Not a career ending injury.  You just couldn't go back in the game once your bell had been rung.

They also gave a million dollars to Boston University and designated BU as the preferred brain bank for CTE study.

By now, 20 brains of former NFL players had been analyzed.  Nineteen were positive for CTE.

It only gets worse.

Owen Thomas, a 21-year old college student and football player, committed suicide.  He had never been diagnosed with a concussion.  Dr. McKee began to realize that sub-concussive hits can also lead to CTE.  Even if a player is never diagnosed with a concussion, CTE can develop.

Eighteen year-old Eric Pelly, died ten days after being diagnosed with his fourth concussion. McKee was expecting to find Pelly's brain in a pristine condition, due to his youth.  Instead, she found the beginning signs of CTE.

Because brains in younger people are lighter, when the head is hit, there's more inertia so the brain hits the skull with greater force.  Researchers now say that no one under the age of fourteen should be playing tackle football.

Dr. McKee and her colleagues continued their study.  Of the 46 brains they examined, 45 were CTE positive.  McKee wonders if EVERY SINGLE NFL PLAYER HAS CTE.

In 2012, Junior Seau committed suicide in California.  Omalu asked Seau's son for permission to examine his father's brain.  As Omalu was harvesting the brain, the NFL stepped in to stop him from proceeding.  The NFL had contacted Seau's son and accused Dr. Omalu of 'practicing bad medicine.
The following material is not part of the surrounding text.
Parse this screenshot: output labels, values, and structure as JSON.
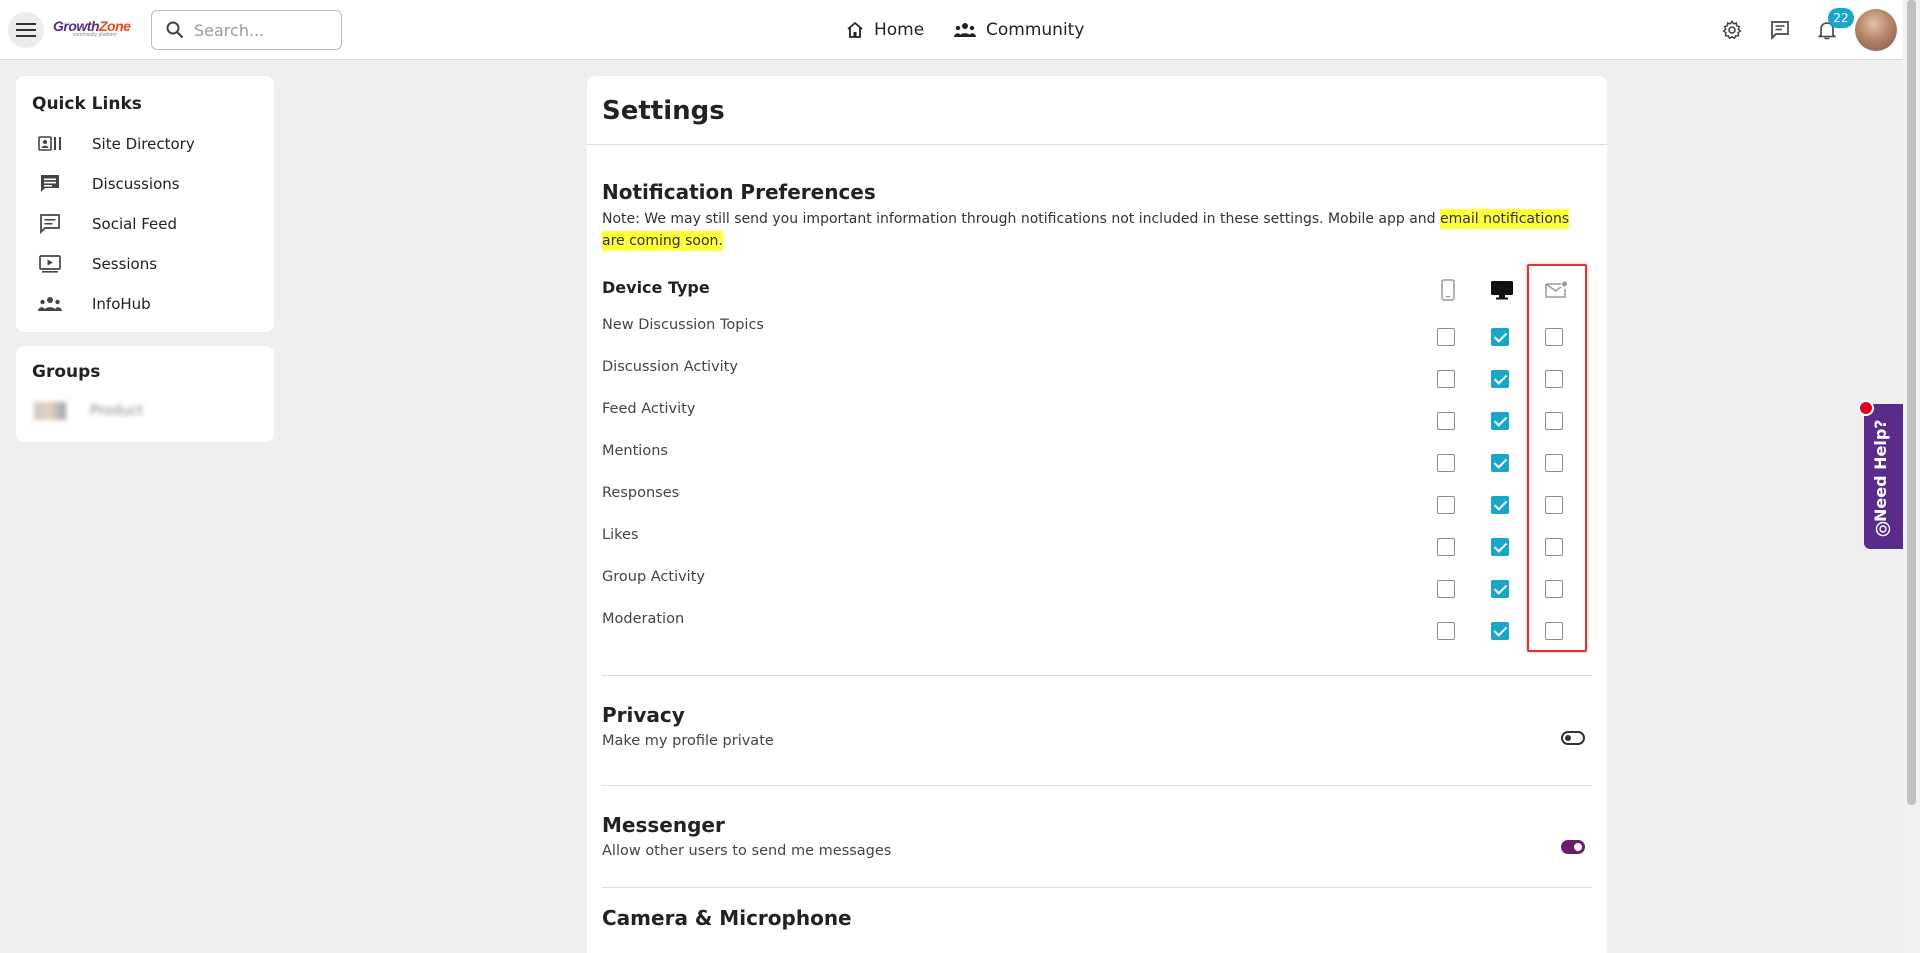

Seau's son had changed his mind.

The brain went,instead, to the National Institute of Health, not the preferred brain bank at Boston University.  Perhaps the NFL was growing weary of learning that (nearly) every former football player BU examined had CTE.   Perhaps they were hoping for a different result.

 Seau's brain was full of the tau protein that indicates the presence of CTE. A result of his 1,849 career tackles.
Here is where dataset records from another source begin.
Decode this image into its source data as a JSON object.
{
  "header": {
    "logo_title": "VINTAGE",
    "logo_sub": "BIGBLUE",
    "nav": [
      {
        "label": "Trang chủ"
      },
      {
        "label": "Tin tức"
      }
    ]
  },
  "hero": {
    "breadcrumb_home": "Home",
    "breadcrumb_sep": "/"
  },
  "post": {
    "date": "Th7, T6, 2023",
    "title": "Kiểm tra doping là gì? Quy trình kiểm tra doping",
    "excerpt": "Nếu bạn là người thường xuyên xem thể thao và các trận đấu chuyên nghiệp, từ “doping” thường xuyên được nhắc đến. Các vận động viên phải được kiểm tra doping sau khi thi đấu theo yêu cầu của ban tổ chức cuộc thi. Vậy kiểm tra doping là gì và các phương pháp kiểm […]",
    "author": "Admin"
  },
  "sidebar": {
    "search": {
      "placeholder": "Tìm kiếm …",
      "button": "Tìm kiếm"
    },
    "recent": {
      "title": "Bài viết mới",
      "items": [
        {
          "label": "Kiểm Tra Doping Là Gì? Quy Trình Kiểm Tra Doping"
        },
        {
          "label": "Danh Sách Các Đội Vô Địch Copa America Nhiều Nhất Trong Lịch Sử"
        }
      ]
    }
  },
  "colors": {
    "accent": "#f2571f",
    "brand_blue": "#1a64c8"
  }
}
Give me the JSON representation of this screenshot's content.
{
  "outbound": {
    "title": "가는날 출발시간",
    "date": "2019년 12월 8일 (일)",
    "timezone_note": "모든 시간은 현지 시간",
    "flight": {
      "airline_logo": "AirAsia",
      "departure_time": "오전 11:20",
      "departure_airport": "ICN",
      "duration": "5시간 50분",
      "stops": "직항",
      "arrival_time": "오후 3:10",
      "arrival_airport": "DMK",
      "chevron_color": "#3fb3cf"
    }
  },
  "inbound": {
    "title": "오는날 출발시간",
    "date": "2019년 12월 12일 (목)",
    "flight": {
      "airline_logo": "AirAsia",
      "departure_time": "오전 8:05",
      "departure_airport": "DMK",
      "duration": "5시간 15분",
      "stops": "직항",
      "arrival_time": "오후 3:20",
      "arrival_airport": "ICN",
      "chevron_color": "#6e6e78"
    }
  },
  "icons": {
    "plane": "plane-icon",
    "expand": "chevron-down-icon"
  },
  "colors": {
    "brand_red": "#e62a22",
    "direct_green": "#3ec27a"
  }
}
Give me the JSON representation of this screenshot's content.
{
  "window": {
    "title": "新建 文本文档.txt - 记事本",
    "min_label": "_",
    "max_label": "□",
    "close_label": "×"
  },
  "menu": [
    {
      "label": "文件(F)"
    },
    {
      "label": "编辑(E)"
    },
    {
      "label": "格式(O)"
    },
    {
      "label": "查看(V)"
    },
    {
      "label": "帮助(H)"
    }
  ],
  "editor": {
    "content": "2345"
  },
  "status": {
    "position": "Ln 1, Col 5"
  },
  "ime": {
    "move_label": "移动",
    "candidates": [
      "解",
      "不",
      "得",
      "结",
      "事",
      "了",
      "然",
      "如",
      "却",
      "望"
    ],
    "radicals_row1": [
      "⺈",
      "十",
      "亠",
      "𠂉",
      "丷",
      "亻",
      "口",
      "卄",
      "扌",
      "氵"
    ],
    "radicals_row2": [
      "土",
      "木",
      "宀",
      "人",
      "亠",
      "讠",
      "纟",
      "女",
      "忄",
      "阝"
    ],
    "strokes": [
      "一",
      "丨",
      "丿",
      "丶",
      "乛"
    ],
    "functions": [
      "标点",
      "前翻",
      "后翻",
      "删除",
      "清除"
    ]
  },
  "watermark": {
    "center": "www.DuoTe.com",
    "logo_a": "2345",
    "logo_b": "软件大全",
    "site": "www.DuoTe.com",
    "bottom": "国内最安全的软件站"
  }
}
As late as 2013, Commissioner Goodell was still deflecting questions that link football head injuries  to CTE.  "It is unclear."

That same year, 4.500 retired football players filed a lawsuit, stating that the NFL had fraudulently concealed the risks associated with playing football.  In the lawsuit the players asked for two billion dollars.  The NFL and the players settled out of court for $765 million; the NFL admitted no liability or weakness.

Which allows them to keep denying and hiding the truth.

The NFL has made its name by marketing the violence of the sport.  There is more violence per square foot on a football field than any other sport.  The biggest cheers are, of course, for touchdowns.  The second biggest cheers are for the most brutal hits.  It has a certain Roman empire/gladiator/kill for sport ring to it.

"Everyone now has a better sense of what damage you can get from playing football.  And I think the NFL has given everybody 765 million reasons why you don't want to play football."
            - Harry Carson, New York Giants linebacker, 1976-1988

Barbaric.  Dangerous.  Deathly.

Is it worth it?


P.S.  Will Smith's new movie "Concussion" is about Dr. Bennet's fight to expose CTE.